Özel bir üniversitesinin yaptığı araştırmaya göre, Türkiye’de üniversite sınavlarında ilk bine giren öğrencilerin sadece %22’si hayatlarından mutlu olduklarını söylemişler. Burada mutluluktan kasıt, hayatın olağan zorlukları değil, meslek seçimleri ile mutlu olup olmadıklarıdır. Bu öğrenciler sınavlarda en üst başarıya ulaşmışlar ama maalesef yanlış meslek ve üniversite tercihleri yapmışlar. Demek ki sadece akademik başarı da mutluluk için yeterli değil.
Üniversite eğitimi sırasında hayatın ve iş dünyasının zorluklarıyla baş edebilme yeteneğinin kazanılması gerektiğinin de önemli olduğu aşikardır. “Ben eleman olmam.” diyerek kendi işini kurmak isteyen toy ve iyi niyetli, iyi diplomalı bir genç, ticaretin acımasız yüzüyle karşılaştığında iflas edip yıllarca bu iflasın acısını çekmektedir. Çocukların akıllı, araştırmacı, sorgulayıcı, cesaretli bir o kadar temkinli olması konusunda yardıma ihtiyaçları vardır.

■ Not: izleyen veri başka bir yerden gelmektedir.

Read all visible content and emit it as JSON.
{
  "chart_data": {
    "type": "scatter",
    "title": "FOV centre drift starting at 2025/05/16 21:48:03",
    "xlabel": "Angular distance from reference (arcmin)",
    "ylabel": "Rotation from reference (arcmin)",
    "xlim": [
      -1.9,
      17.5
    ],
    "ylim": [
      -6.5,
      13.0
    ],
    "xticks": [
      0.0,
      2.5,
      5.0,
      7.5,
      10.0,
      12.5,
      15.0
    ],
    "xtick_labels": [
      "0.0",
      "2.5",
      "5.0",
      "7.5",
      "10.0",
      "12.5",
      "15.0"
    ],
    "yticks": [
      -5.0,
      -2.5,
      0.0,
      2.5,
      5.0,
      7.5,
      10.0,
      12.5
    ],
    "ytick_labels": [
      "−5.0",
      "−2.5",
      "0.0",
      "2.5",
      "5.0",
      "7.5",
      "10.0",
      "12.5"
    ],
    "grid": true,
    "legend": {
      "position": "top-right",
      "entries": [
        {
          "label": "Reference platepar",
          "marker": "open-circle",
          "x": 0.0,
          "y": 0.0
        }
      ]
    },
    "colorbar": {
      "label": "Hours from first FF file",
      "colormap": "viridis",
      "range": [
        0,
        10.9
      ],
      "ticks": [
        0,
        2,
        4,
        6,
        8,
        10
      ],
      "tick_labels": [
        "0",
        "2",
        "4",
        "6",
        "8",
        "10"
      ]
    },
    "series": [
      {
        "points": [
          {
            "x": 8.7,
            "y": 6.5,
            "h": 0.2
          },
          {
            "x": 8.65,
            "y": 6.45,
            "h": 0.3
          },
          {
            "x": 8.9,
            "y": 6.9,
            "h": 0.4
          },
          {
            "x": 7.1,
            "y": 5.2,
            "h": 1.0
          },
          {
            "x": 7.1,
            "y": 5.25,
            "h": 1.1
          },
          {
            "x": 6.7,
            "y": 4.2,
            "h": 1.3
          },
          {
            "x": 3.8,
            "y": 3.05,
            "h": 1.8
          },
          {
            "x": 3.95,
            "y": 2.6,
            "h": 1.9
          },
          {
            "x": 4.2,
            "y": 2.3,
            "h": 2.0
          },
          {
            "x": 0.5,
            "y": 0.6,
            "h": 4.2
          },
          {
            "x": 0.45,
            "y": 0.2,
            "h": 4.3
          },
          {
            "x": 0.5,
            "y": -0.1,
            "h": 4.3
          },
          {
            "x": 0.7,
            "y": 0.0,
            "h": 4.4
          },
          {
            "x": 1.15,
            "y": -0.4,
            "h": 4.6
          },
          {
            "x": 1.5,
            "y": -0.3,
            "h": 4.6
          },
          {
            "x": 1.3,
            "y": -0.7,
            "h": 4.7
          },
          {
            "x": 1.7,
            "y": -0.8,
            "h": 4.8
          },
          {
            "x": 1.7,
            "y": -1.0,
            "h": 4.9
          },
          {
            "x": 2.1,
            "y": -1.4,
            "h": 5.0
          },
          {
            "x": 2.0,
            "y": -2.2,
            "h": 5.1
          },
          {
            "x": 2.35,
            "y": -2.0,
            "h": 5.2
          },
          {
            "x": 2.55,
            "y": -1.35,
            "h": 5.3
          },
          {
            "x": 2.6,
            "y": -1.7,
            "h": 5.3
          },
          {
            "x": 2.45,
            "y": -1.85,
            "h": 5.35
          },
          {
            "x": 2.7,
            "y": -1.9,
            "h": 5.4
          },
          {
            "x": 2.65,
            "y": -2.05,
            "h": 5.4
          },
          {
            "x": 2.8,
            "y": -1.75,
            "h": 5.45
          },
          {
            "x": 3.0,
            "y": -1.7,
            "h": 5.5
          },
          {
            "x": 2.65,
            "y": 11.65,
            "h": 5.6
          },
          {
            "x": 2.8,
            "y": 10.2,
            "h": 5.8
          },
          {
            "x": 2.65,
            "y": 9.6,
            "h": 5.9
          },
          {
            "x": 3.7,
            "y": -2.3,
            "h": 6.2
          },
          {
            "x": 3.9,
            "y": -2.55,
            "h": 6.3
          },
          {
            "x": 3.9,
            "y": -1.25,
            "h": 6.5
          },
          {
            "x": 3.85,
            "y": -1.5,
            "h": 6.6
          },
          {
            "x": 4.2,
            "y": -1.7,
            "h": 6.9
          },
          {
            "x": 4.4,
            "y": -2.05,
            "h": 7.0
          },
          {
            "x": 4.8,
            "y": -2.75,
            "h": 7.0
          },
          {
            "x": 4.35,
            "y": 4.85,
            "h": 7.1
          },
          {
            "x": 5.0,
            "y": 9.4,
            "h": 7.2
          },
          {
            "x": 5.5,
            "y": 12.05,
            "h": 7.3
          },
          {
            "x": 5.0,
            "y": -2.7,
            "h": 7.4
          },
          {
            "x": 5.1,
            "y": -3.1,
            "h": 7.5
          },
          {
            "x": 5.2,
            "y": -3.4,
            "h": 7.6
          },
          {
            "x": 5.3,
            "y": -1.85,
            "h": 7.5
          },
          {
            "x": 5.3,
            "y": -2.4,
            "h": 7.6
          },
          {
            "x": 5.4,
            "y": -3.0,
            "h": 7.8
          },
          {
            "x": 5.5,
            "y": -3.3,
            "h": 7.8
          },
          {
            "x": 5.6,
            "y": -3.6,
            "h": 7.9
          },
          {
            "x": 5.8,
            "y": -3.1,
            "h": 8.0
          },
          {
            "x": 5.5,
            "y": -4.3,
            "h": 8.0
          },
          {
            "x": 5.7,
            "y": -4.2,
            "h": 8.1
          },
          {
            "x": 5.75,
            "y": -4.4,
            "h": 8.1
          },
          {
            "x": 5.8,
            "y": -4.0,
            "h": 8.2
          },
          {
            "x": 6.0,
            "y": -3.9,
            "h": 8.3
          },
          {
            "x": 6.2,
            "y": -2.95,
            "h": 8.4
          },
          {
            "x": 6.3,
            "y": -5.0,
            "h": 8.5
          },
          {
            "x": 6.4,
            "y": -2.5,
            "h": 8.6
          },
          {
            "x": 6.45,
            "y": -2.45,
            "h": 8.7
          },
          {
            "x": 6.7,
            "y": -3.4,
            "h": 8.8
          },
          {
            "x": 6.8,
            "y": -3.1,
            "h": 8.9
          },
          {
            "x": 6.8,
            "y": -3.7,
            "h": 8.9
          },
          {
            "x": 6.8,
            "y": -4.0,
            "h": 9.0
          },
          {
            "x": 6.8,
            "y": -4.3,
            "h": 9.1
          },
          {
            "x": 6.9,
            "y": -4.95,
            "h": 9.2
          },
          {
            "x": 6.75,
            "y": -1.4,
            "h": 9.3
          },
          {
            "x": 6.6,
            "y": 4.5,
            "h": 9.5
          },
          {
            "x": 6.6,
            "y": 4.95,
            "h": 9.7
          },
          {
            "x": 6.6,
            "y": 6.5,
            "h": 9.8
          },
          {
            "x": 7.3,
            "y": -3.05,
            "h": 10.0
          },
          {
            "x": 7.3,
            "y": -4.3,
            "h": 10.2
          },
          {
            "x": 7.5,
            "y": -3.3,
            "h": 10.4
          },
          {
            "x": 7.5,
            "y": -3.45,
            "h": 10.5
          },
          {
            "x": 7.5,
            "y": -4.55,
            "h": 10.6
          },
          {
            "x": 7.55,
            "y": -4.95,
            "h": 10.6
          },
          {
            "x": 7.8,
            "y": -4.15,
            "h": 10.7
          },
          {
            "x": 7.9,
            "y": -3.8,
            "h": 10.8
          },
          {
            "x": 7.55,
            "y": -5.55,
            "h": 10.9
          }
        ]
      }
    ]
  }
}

Birçok öğrenci daha lise çağlarında birtakım meslekler duyarlar ve bu meslekleri yapmak istediklerini söylerler. Bu istekler veliler tarafından bazen olumlu karşılanır bazen ise olumsuz. Olumsuz karşılanan meslek gruplarının müzisyen, tiyatro sanatçı, sporcu, animatör, aşçı, dansçı, ressam, arkeolog gibi meslekler olduğunu görüyorum. Enteresan bir gerçek var ki o da bu mesleklerde başarılı olan insanların hem çok büyük kazançlar sağladıkları hem de hayatlarının çok keyifli olduğudur. Veliler daha sağlamcıdırlar. Yani çocuğunun doktor, mühendis, devlet dairesinde uzman, avukat veya öğretmen olmasını isterler. Veliler, çocuklarının geleceğini garanti altına almak peşindedir ve bu yüzden bu mesleklere çocuklarını ikna etmeye çalışırlar. Çocuk biraz pasifse ve isteklerini ailesine cesaretle anlatamazsa bu istemediği amaç için ders çalışmak zorunda kalır. Bu zorunluluk çoğunlukla başarısızlığı, mutsuzluğu ve umutsuzluğu beraberinde getirir.
Veli Sarıtoprak:
Mutluluk ve başarı birlikte nasıl mümkün olabilir?
Öztuna Norman
Bir insan ancak istediği meslekte çalışırsa hem mutlu olur hem de başarılı. Başarı bence bir insan için hayattan keyif almaktır. Başarı, bir insanın hayattan beklentilerini zorlanmadan yapabilmesi demektir. Başarı bir insanın hem keyifle çalışması hem para kazanması hem de ailesiyle ve sevdikleri ile zaman geçirebilmesi demektir. Unutmayın ki ancak bir insan istediği ve sevdiği meslekte çalışıyorsa üretken ve yaratıcı olabilir. Keşif yapabilir ve hayatta bir katma değer oluşturabilir. Spor yapıp madalyalar kazanan bir insanın mutluluğunu yaşamında hiç madalya almayan bir kişi bilemez. Tiyatro sanatçısı olup seyirci- den alkış alan bir insanın yaşadığı manevi hazzı bir kişi yaşamadıysa bilemez. Yemek yapmayı zaten sevdiği için aşçı olup dünyanın birçok ülkesindeki otellerde çalışma fırsatı yakalayan ve bu vesileyle de dünyayı gezme fırsatı bulan bir insanın mutluluğunu kimse bilemez.
Veli Sarıtoprak:
Velilere ve öğrencilere bir mesajınız var mı?
Öztuna Norman:
Velilere tavsiyem, çocuklarının meslek seçimlerini dikkate almalarıdır. Çocuklarının arzu ettiği meslek konusunda yetenekli olup olmadığını araştırmalarıdır. 80 milyonluk bir ülkeden bir dünya yıldızı çıkmıyorsa millî takımlarımız hiç dünya şampiyonu olamıyorsa veya herhangi bir iş kolunda dünya lideri olamıyorsak bu işte bir tuhaflık vardır. Yetenekleri körelterek ilerlemeye devam edersek bundan sonra ülke çapında da bir başarı yakalamamız mümkün olmayacaktır.
Öğrencilere tavsiyelerim ise şunlardır:
• Kendinize uygun olduğunu düşünmediğiniz hiçbir okulu okumayın ve hiçbir işi yapmayın. Çünkü bu hayata hepiniz yaşamak için geldiniz.
• Sadece para hırsıyla meslek seçmeyin.
• Başkalarının hırs ve isteklerine göre yaşamayın.